Developmental delay and hypotonia since birth.

Patient Data

Age: 2 years
Gender: Female

Abnormal bilateral periventricular white matter hyperintensity in the frontal lobes on the fluid-sensitive sequences. The frontal lobes show a bizarre pattern of shallow sulci oriented parallel to each other with slightly thickened cortices and bumpy grey-white matter interfaces - pachygyria.

There is bilateral temporoparietal polymicrogyria.

The corpus callosum has a bizarre configuration, though not hypoplastic. There is marked pontine and inferior vermian hypoplasia and collicular fusion. The pontine hypoplasia leads to a Z configuration.

Disorganized cerebellar folia with multiple subcentimeter cysts are seen in the posterior and inferior cerebellar hemispheres.

In view of the characteristic distribution of cortical dysplasia, cerebellar abnormalities and relatively preserved general configuration of the brain, a probable diagnosis of Fukuyama congenital muscular dystrophy is considered.

Case Discussion

Fukuyama congenital muscular dystrophy is a congenital muscular dystrophy with an autosomal recessive inheritance pattern, considered to be the second most common muscular dystrophy in Japan 1, after Duchenne muscular dystrophy

The most common and characteristic changes in the central nervous system are brain malformations, which include polymicrogyria, pachygyria and agyria of the cerebrum and cerebellum (cobblestone cortex), which lack neuronal lamination of the normal six-layered cortex 1.
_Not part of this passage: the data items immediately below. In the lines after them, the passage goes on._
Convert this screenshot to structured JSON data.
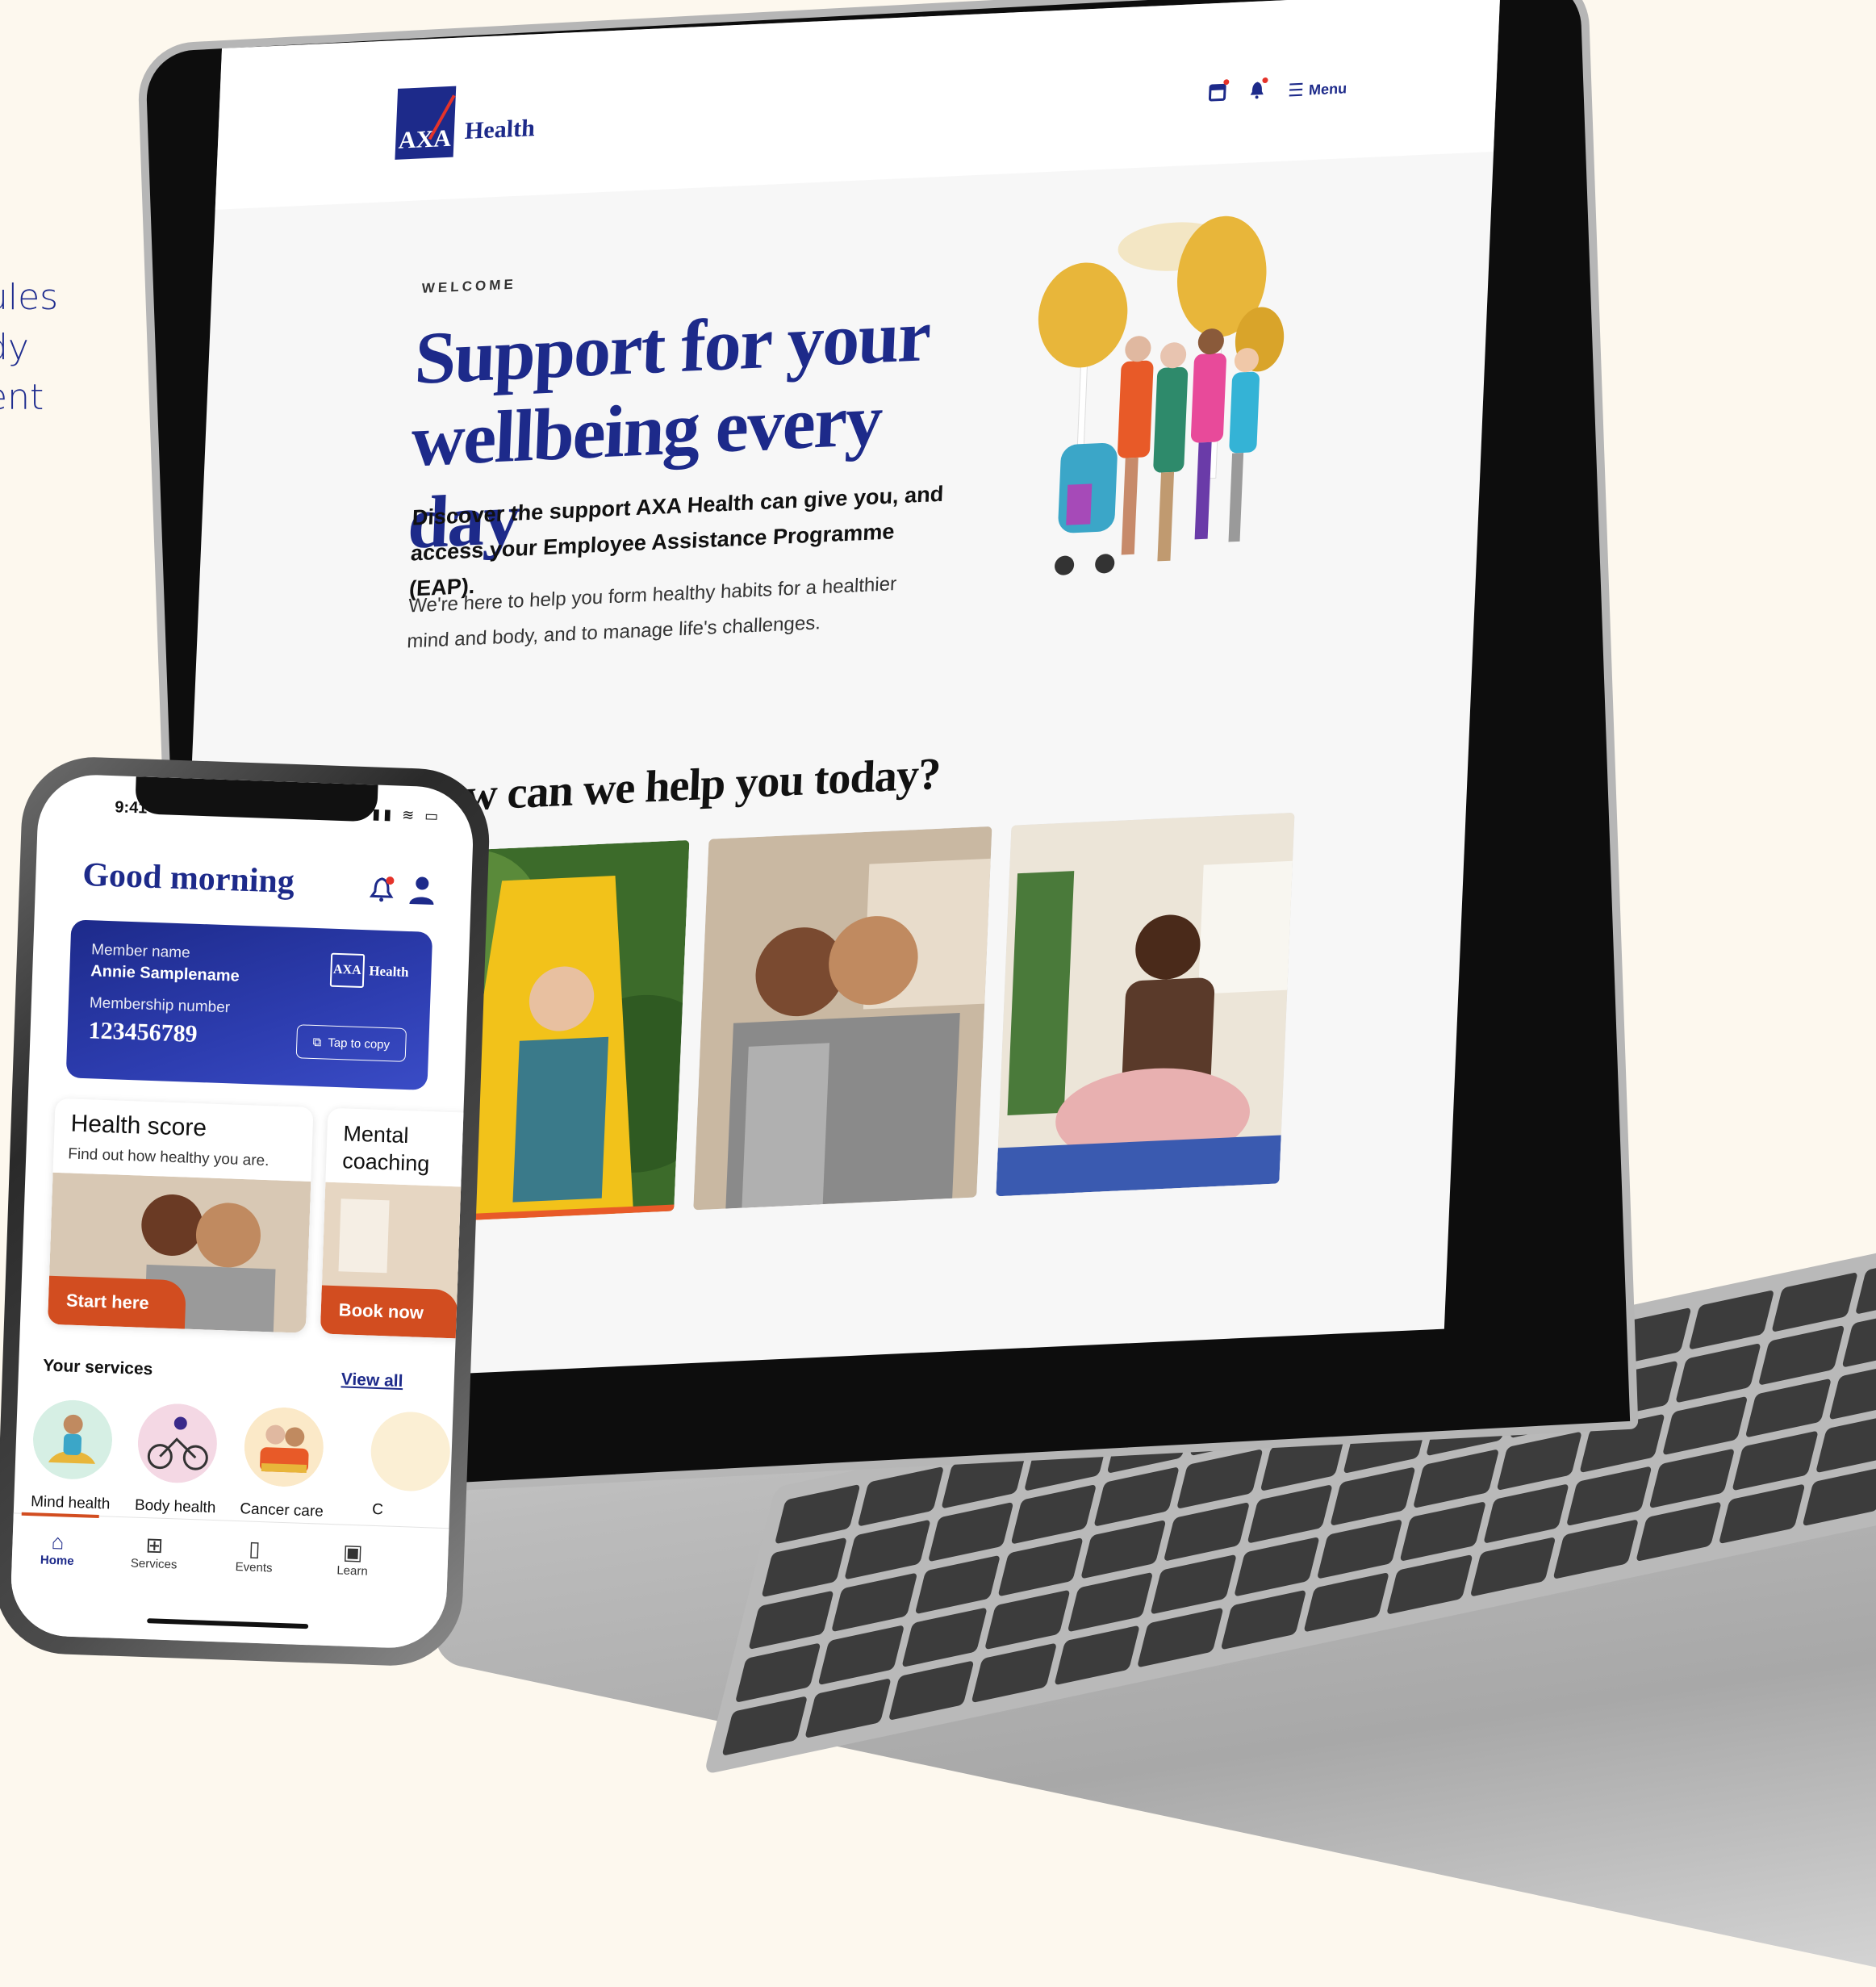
{
  "side_text": [
    "ules",
    "dy",
    "ent"
  ],
  "desktop": {
    "logo_mark": "AXA",
    "logo_word": "Health",
    "nav_icons": [
      "calendar-icon",
      "bell-icon",
      "menu-icon"
    ],
    "menu_label": "Menu",
    "welcome": "WELCOME",
    "headline": "Support for your wellbeing every day",
    "subtitle": "Discover the support AXA Health can give you, and access your Employee Assistance Programme (EAP).",
    "body": "We're here to help you form healthy habits for a healthier mind and body, and to manage life's challenges.",
    "help_title": "How can we help you today?"
  },
  "phone": {
    "time": "9:41",
    "greeting": "Good morning",
    "member_card": {
      "member_label": "Member name",
      "member_name": "Annie Samplename",
      "number_label": "Membership number",
      "number": "123456789",
      "logo_mark": "AXA",
      "logo_word": "Health",
      "copy_label": "Tap to copy"
    },
    "tiles": [
      {
        "title": "Health score",
        "desc": "Find out how healthy you are.",
        "button": "Start here"
      },
      {
        "title": "Mental coaching",
        "desc": "",
        "button": "Book now"
      }
    ],
    "services_title": "Your services",
    "view_all": "View all",
    "services": [
      "Mind health",
      "Body health",
      "Cancer care",
      "C"
    ],
    "tabs": [
      "Home",
      "Services",
      "Events",
      "Learn"
    ]
  },
  "colors": {
    "brand": "#1d2a8a",
    "accent": "#d24d20",
    "background": "#fdf8ee"
  }
}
On brain MR examinations, virtually all patients show polymicrogyria and approximately half show pachygyria. These two types of cortical dysplasias are present in characteristic distributions: the former demonstrates frontal lobe involvement in all and parietotemporal lobe involvement in some, whereas the latter involves the temporooccipital lobes. 

Traditionally, the diagnosis is based on pathologic evidence of muscular dystrophy in the biopsy specimen obtained in the appropriate clinical context.